Un trend originato dalla pandemia
Nato negli anni Duemila, il mercato dei podcast è stato oggetto di una crescita inarrestabile negli ultimi anni, con un’importante spinta data dalla pandemia e dall’aumento di fruizione di contenuti digitali.
Anche se nella fase post-pandemica il boom di nuovi podcast è diminuito (1,1 milione di titoli lanciati nel 2020 contro 219.000 nel 2022), i dati riflettono l’integrazione sempre maggiore dei podcast nelle nostre abitudini di consumo.
Infatti, nel 2023 in Italia si registrano 16,4 milioni di ascoltatori, segnando un notevole incremento dai 13 milioni rilevati nel 2021.
Nella fascia compresa tra i 18 e i 64 anni, oggi il 24% dichiara di consumare questa tipologia di contenuto almeno una volta al mese.
Le criticità
Nonostante il grande successo, i podcast hanno però dei limiti.
Innanzitutto, la difficoltà nel trovare un modello di business adatto: i contenuti dietro subscription non sembrano attirare gli ascoltatori, e il pubblico non è così assiduo e numeroso da giustificare la creazione di un mercato pubblicitario specifico.
L’unica forma di advertising che sembra funzionare è quella dei branded podcast, cioè prodotti audio creati intorno a un brand sponsor, che però faticano ad emergere in una library di contenuti in cui la maggioranza degli ascolti è concentrata su una manciata di hit.

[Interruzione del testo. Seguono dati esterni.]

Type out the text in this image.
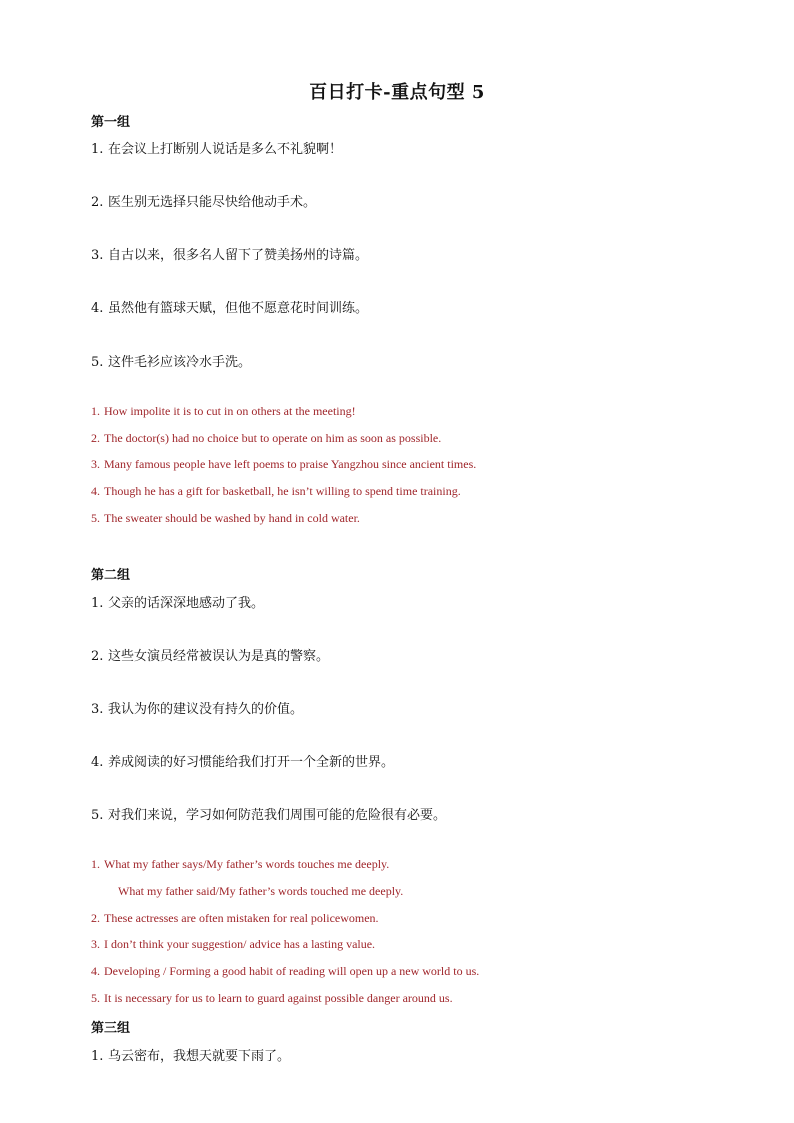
百日打卡-重点句型 5
第一组
1. 在会议上打断别人说话是多么不礼貌啊！
2. 医生别无选择只能尽快给他动手术。
3. 自古以来，很多名人留下了赞美扬州的诗篇。
4. 虽然他有篮球天赋，但他不愿意花时间训练。
5. 这件毛衫应该冷水手洗。
1. How impolite it is to cut in on others at the meeting!
2. The doctor(s) had no choice but to operate on him as soon as possible.
3. Many famous people have left poems to praise Yangzhou since ancient times.
4. Though he has a gift for basketball, he isn’t willing to spend time training.
5. The sweater should be washed by hand in cold water.
第二组
1. 父亲的话深深地感动了我。
2. 这些女演员经常被误认为是真的警察。
3. 我认为你的建议没有持久的价值。
4. 养成阅读的好习惯能给我们打开一个全新的世界。
5. 对我们来说，学习如何防范我们周围可能的危险很有必要。
1. What my father says/My father’s words touches me deeply.
What my father said/My father’s words touched me deeply.
2. These actresses are often mistaken for real policewomen.
3. I don’t think your suggestion/ advice has a lasting value.
4. Developing / Forming a good habit of reading will open up a new world to us.
5. It is necessary for us to learn to guard against possible danger around us.
第三组
1. 乌云密布，我想天就要下雨了。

I podcast che riscuotono più successo sono infatti quelli che poggiano su una solida reputazione di brand come testate giornalistiche, pagine di informazione e divulgatori già noti su altri canali. Un altro genere in voga sono i podcast unscripted di interviste in cui la popolarità e il fanbase dell’ospite famoso portano ascolti.
Altri ostacoli derivano dalle caratteristiche proprie del mezzo, tra cui l’impossibilità dei contenuti audio di comparire tramite ricerca di parole chiave e l’obbligata fruizione lineare, una modalità superata per il pubblico abituato ai nuovi media digitali.
L’era dei podcast video
A quest’ultima difficoltà, la soluzione viene avanzata dai podcast video. Questa tipologia si sta facendo sempre più strada, con Youtube che si conferma la prima scelta anche come piattaforma per il consumo (e la ricerca) di podcast.

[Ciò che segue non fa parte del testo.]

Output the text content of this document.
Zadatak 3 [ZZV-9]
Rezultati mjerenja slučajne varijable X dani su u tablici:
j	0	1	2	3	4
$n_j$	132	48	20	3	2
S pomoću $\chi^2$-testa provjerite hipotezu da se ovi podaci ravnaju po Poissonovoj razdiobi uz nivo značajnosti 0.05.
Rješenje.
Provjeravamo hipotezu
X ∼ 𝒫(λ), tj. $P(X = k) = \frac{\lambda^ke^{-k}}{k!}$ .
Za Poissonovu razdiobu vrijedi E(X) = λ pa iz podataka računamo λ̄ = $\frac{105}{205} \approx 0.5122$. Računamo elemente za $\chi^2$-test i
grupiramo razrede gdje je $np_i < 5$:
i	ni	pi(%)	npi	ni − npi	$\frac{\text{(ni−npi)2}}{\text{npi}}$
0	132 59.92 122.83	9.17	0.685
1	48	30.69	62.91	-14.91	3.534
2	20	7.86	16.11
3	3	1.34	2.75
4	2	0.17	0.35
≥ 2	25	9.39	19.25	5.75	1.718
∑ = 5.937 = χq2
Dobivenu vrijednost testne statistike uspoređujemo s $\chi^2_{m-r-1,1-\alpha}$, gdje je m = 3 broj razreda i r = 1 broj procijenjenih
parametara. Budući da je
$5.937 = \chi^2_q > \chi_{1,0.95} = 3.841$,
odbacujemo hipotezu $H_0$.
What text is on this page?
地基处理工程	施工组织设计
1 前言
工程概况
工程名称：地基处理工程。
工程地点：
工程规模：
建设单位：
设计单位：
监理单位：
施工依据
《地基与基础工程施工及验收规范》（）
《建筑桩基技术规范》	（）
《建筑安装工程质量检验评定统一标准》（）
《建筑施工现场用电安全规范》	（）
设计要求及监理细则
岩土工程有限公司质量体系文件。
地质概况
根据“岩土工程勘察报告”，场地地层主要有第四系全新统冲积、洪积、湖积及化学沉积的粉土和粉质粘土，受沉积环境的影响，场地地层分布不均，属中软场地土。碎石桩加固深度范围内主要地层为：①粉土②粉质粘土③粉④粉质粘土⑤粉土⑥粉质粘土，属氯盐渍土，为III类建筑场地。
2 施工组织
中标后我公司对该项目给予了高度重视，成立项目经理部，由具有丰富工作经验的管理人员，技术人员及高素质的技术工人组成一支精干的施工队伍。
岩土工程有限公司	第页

Le motivazioni dietro alla popolarità del formato video sono da ricondurre alla sua maggiore capacità di ingaggiare il consumatore grazie all’aggiunta della mimica facciale e dei gesti che aiutano la comprensione del contesto e delle emozioni dei protagonisti, alla possibilità di lasciare il contenuto video in background durante altre attività o di sfogliarlo in base a ciò che è visibile sullo schermo e infine alla viralità di spezzoni e clip diffusi sui canali social come mezzo di promozione per il contenuto integrale.
Youtube è anche all’avanguardia per quanto riguarda l’algoritmo di raccomandazione e la capacità di introdurre ai podcast anche chi si trova sulla piattaforma per il consumo di video classici.
Aprire un podcast è vantaggioso per i brand?
A questo punto, il mercato sembra rilasciare più titoli di quanto sia la richiesta effettiva. Creare un podcast di brand per cavalcare l’onda di popolarità potrebbe dunque rivelarsi anche controproducente, considerate le spese in termini di denaro, tempo e impegno necessarie per generare un contenuto interessante e di qualità.
Per le aziende è quindi necessario interrogarsi su quanto la loro proposta sia differenziante e in grado di attirare pubblico, tenendo comunque a mente che il podcast può rappresentare un asset che aggiunge valore e accresce la reputazione di brand, oltre a solidificare il legame con una propria community già esistente.